Vancouver Convention Center funding exhausted


Wednesday, September 13th, 2006

Ottawa rejects B.C.’s bid for more money for the expansion project

Peter O’Neil
Sun

Work on the Vancouver Convention and Exhibition Centre expansion in Coal Harbour is well underway. but the federal government says it has no extra money for the project. Photograph by : Mark van Manen, Vancouver Sun

OTTAWA – The federal government has rejected a B.C. bid for additional funds to cover cost overruns involving the Vancouver Trade and Convention Centre expansion project, a senior B.C. official confirmed Tuesday.

Ken Dobell, chairman of the B.C. Crown corporation running the $615-million expansion, said he made his pitch last week to Louis Ranger, head of Infrastructure Canada.
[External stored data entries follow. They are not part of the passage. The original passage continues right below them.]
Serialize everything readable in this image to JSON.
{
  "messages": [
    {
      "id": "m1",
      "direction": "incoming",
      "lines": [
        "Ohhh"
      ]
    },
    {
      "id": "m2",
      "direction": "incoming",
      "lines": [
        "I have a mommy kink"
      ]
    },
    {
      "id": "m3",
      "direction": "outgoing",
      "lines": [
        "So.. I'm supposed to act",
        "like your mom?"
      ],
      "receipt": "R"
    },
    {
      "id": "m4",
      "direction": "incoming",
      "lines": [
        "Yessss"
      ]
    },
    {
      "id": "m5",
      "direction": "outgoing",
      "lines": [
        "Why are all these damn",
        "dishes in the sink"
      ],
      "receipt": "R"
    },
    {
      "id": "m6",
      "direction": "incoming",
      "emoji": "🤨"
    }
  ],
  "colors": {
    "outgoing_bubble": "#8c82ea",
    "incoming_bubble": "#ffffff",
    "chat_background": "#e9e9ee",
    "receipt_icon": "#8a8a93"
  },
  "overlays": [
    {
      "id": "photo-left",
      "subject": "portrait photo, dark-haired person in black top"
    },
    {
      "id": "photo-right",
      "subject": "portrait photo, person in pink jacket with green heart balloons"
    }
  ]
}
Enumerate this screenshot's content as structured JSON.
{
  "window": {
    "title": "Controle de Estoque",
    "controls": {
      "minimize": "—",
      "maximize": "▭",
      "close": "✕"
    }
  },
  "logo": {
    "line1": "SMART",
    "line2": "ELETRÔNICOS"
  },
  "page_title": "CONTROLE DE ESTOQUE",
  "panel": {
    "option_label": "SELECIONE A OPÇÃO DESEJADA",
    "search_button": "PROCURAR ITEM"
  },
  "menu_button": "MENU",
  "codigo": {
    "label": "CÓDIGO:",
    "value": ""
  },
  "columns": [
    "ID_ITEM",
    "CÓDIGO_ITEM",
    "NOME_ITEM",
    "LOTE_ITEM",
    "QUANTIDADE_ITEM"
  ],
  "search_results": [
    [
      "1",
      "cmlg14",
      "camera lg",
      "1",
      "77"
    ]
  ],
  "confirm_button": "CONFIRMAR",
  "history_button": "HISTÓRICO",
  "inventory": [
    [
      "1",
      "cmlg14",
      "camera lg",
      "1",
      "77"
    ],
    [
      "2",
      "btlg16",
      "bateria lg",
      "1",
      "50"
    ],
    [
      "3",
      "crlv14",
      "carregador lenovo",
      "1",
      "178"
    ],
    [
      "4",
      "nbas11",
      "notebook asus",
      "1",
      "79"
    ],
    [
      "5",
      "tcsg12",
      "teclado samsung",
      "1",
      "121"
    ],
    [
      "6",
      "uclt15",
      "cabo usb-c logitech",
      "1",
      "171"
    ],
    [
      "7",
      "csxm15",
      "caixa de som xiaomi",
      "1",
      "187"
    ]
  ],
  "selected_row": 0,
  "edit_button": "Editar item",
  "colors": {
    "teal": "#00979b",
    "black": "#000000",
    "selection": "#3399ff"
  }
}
“Mr. Ranger said that the available infrastructure funding for British Columbia was exhausted, and that there was nothing available,” Dobell, who retired as Premier Gordon Campbell’s deputy minister last year, told The Vancouver Sun.

Dobell said he made the request during a last-minute meeting with Ranger while in Ottawa as Campbell’s special adviser to discuss the softwood lumber agreement with federal officials.

He said any new federal money would offset the province’s $50-million contribution, announced last September, to cover new costs that bring the total project costs to $615 million.

He said he told Ranger the project, intended to triple the centre’s capacity and allow it to serve as the international broadcast centre for the 2010 Olympics, was suffering due to inflationary costs in the construction industry.

“He said, ‘Yes, you and everybody else,'” according to Dobell.

The B.C. and federal governments had originally committed identical amounts for the project. But the B.C. contribution has risen to $272.5 million, compared to a $222.5 contribution from the federal government, $90 million from Tourism Vancouver and $30 million to be generated in commercial revenue.